When something goes bad we find someone to blame. That person is rarely ourselves. I was amazed to read about a conviction that took place this week. The Washington Post reports that,

An Italian court this week sentenced six scientists and former government official to six years in prison and $10.2 million in court costs and damages, convicting them of manslaughter for giving what the court described as a falsely reassuring statement in advance of an earthquake that killed 309 people.

That is right: government officials were held responsible for the deaths caused by an earthquake. Think about it for a second: these men were held responsible for an act of nature. Based on the grounds of negligence  these scientists will go to jail and pay the cost for an expensive trial held by the Italian government!

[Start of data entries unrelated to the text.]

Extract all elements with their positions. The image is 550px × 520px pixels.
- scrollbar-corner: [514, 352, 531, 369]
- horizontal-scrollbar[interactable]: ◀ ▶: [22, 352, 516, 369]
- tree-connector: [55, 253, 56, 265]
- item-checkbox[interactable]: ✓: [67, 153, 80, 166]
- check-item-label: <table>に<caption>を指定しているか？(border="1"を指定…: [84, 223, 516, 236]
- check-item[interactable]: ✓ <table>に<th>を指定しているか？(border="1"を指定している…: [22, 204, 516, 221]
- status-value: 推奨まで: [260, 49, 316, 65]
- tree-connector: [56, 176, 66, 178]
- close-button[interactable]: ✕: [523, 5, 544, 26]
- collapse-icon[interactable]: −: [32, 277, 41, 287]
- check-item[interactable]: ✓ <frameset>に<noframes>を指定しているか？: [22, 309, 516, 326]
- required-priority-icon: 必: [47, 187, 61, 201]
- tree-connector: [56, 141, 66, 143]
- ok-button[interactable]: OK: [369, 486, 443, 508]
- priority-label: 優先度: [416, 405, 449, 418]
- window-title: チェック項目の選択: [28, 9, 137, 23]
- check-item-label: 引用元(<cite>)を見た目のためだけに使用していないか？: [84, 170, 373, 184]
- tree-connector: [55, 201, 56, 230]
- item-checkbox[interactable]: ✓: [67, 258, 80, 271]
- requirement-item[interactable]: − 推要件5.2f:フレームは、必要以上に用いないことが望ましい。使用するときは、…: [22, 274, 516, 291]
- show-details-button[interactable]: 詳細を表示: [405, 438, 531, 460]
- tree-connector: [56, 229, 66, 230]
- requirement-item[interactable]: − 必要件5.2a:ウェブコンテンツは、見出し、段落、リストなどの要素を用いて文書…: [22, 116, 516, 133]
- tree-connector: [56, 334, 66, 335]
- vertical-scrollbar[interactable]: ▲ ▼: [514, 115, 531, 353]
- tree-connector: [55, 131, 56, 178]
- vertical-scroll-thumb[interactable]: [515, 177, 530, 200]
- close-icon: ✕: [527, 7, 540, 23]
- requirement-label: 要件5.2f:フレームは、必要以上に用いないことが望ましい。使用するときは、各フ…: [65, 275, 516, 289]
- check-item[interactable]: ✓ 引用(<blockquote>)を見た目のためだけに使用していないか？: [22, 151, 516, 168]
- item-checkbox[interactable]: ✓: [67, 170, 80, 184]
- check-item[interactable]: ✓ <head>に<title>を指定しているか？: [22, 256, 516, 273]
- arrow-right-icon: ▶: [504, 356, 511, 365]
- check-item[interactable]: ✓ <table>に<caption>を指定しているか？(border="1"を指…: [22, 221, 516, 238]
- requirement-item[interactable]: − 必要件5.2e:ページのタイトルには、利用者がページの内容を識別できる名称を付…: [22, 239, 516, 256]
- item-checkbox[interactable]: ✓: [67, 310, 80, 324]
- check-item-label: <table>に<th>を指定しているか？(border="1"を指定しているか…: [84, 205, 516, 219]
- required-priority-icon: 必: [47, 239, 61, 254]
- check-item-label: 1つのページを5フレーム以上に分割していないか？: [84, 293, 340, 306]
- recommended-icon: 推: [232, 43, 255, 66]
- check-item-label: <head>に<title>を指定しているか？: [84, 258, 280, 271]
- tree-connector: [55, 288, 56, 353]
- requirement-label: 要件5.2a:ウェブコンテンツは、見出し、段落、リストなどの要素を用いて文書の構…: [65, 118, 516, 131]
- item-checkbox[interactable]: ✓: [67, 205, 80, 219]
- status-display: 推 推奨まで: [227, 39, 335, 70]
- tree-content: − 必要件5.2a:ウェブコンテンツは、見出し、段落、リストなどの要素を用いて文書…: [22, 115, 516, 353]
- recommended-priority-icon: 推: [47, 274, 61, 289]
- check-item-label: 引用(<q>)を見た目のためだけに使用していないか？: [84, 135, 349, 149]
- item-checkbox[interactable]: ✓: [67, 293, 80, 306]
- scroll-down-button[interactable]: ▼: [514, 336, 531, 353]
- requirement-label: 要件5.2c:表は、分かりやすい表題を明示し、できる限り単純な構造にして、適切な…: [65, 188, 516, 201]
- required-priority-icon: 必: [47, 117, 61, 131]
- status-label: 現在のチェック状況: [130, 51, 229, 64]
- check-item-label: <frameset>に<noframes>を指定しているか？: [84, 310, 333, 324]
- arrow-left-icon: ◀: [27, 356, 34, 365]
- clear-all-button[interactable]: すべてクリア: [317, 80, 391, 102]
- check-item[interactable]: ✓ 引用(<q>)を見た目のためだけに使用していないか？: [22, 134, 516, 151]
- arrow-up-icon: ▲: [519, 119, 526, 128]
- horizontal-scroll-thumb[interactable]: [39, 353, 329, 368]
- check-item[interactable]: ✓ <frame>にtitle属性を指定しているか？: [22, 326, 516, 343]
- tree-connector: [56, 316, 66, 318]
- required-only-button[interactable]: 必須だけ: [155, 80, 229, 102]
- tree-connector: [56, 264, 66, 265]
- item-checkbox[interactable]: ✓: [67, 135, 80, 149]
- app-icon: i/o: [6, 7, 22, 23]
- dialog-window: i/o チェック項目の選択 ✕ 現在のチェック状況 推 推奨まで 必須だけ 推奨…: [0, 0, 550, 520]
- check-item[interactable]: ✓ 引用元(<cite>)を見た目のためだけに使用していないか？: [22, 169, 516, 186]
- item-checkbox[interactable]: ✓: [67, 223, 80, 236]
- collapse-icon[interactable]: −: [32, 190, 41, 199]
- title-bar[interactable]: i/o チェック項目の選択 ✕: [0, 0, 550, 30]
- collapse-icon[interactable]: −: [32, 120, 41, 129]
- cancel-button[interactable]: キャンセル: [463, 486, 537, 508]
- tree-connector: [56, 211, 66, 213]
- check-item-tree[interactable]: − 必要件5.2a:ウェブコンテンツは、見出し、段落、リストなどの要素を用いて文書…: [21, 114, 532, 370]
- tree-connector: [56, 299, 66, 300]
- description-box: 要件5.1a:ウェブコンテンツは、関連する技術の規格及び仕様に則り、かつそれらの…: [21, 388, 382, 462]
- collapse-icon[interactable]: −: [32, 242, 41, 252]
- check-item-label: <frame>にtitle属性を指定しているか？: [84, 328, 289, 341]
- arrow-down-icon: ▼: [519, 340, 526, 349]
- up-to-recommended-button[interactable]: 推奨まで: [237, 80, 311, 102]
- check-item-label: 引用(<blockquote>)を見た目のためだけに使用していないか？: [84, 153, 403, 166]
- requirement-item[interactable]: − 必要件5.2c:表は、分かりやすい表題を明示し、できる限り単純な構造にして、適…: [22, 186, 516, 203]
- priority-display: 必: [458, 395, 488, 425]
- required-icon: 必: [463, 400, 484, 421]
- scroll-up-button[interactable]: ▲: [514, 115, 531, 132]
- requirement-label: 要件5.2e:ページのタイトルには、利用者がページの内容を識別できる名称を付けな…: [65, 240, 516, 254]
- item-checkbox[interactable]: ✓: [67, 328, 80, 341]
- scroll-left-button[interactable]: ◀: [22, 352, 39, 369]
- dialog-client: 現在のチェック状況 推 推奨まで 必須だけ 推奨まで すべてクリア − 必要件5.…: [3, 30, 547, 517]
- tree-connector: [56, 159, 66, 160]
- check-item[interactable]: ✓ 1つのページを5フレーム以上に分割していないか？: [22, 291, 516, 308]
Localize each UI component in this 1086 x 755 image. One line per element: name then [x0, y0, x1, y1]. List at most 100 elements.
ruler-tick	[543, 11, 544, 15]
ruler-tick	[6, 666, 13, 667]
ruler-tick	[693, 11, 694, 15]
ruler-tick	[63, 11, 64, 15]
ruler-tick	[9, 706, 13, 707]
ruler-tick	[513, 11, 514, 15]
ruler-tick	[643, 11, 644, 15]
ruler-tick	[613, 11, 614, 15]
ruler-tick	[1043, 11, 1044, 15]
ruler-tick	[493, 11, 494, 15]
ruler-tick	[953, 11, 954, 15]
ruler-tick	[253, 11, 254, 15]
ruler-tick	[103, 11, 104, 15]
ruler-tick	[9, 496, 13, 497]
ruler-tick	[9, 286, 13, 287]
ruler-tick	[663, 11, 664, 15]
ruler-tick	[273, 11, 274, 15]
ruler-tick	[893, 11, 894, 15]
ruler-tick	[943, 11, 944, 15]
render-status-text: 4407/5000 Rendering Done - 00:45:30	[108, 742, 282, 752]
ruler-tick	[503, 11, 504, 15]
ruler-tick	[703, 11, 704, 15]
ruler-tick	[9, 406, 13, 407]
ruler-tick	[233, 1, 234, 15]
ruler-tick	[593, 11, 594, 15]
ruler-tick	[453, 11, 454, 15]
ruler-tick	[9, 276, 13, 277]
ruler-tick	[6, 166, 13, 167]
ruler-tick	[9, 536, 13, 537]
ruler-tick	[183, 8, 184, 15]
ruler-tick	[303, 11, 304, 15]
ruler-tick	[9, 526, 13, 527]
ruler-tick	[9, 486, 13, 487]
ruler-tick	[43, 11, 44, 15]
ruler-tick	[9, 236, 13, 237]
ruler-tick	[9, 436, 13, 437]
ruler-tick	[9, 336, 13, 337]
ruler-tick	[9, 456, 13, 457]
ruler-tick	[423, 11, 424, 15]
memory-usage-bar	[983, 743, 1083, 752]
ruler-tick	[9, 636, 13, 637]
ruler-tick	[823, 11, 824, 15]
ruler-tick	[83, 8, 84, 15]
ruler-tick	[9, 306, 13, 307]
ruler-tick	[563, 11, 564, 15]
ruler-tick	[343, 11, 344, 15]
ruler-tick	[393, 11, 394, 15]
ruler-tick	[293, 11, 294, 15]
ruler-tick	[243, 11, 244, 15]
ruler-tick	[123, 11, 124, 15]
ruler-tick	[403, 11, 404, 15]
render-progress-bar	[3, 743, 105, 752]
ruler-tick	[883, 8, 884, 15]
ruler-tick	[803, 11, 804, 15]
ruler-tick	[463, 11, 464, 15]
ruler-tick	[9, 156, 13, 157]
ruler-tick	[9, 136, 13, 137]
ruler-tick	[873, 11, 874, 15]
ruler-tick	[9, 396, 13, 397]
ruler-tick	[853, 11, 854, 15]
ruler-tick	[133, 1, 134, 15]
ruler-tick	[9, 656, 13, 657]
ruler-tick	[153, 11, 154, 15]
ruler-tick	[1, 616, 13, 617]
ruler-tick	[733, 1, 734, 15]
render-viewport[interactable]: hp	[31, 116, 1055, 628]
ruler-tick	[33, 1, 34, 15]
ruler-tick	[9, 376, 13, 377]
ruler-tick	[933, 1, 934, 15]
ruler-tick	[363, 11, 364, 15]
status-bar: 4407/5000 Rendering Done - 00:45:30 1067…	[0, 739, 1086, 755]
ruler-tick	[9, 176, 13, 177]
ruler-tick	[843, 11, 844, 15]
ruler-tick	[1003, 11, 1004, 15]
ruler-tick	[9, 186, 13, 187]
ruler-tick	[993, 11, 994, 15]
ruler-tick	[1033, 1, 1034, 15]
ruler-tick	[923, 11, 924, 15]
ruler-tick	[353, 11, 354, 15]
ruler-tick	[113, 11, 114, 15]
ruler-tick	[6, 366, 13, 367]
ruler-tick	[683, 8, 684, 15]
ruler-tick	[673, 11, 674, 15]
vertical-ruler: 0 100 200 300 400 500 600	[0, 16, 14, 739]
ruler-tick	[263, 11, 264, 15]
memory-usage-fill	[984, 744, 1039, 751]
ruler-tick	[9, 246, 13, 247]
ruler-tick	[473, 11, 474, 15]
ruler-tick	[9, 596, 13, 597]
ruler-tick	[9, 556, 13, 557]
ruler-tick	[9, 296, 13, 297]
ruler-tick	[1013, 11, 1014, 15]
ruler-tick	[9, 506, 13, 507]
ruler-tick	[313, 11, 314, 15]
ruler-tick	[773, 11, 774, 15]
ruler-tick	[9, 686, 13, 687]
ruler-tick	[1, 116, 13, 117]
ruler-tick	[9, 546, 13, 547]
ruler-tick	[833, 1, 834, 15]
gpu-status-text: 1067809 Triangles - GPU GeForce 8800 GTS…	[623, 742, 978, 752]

It sounds crazy but we often blame people for things they didn't do. Sometimes bad stuff just happens. But this doesn't keep us from finding someone to hold responsible. This happens in leadership all of the time. If my event fails it was because someone else didn't hold up their end of the deal. If my proposal doesn't come together it was because someone else didn't respond to my questions in time. There is always an assistant, contractor, or sales person to blame. Bad things are almost never our fault! But owning failure is one of the most crucial aspects of leadership. When you are the one in charge, you must own the failures of your team. It demonstrates ownership, responsibility and installs trust. Don't point the finger. Instead, own the problem and work to get it fixed.